A nice smooth curve was fitted that looks like a good match to the data - and you can see the equation of the curve. However - in this case the actual function I used was $$y = 0.5 + 3x + 2x^2 + 4\sqrt{x}$$ - and in Excel there is no good built in way to find the coefficients (0.5, 3, 2, 4) . It is possible to use Excel to find these coefficients, by manually recreating the math needed for the calculation. If you have data points $x_i, y_i$, and you believe that $y$ is a linear combination of various functions $f_i(x)$, you can do the following:

Compute the matrix

$$F_{ij} = f_i(x_j)$$

Next, compute

$$M = F F^T$$

Finally, compute

$$Y_j = y_i F_{ij}$$

Now the solution is

$$c = M^{-1} Y$$

I have created a small example (from which the above graph was created) that shows how this is done in Excel. First, the formulas:

And next, the values:

Note - a lot of the matrix calculations (MMULT, MINVERSE) require you to select the entire range where you need to put the formula, type the expression in the formula bar, then press CMD-SHIFT-ENTER on Mac, or CTRL-SHIFT-ENTER on PC. You can find a copy of this spreadsheet at http://www.floris.us/SO/curveFit.xlsx

If you want to be really clever, you can do something similar for the non-linear case - but now you will have to use the Solver (comes with Excel) to solve for all the parameters.

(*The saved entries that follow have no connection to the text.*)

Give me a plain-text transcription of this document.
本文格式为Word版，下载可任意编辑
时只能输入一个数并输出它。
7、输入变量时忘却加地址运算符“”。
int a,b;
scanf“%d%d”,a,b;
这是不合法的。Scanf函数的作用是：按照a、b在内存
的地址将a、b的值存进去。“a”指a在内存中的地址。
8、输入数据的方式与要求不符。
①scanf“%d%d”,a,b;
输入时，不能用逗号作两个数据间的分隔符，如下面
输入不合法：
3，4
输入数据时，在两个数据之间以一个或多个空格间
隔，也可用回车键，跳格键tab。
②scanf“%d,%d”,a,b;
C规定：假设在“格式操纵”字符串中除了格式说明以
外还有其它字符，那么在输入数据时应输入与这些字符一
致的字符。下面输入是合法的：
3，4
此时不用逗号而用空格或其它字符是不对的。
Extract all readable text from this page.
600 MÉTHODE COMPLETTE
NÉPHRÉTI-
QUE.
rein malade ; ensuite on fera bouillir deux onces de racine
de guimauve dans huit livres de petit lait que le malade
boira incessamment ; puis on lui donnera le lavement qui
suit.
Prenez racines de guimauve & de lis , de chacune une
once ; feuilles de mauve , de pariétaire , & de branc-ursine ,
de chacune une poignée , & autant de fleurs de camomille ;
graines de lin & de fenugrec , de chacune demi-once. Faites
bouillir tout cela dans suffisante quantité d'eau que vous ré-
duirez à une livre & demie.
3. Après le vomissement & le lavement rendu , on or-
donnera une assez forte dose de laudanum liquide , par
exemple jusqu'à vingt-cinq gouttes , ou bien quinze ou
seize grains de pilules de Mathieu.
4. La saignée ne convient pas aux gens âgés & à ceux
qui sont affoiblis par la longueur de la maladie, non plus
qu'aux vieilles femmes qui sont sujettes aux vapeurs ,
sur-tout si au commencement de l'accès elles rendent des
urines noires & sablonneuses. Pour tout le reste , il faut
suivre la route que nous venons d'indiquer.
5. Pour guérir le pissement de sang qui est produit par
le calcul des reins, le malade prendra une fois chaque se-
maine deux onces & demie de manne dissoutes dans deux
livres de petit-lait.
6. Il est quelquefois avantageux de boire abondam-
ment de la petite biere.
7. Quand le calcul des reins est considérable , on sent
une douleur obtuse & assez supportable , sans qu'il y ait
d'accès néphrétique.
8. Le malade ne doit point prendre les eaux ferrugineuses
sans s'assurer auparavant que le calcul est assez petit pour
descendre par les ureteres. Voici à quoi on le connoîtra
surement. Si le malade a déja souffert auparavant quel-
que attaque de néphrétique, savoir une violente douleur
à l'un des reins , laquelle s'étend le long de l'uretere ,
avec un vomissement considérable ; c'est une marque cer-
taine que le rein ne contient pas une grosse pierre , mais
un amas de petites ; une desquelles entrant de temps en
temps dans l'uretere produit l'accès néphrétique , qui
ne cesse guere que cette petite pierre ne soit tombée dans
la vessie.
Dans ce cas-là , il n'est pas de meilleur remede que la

Now you can really impress your teacher with your new found data fitting skills... but the bottom line is still this:

You need to understand why the function you are fitting is of a particular form; if you don't, then it doesn't matter how good you are at fitting data - you are not really "doing physics".

If you do understand the form, then the coefficients you are solving for might be meaningful things like "viscosity of air", "gravitational constant", "apparent area of cup", or whatever else your experimental analysis tells you that you're solving for.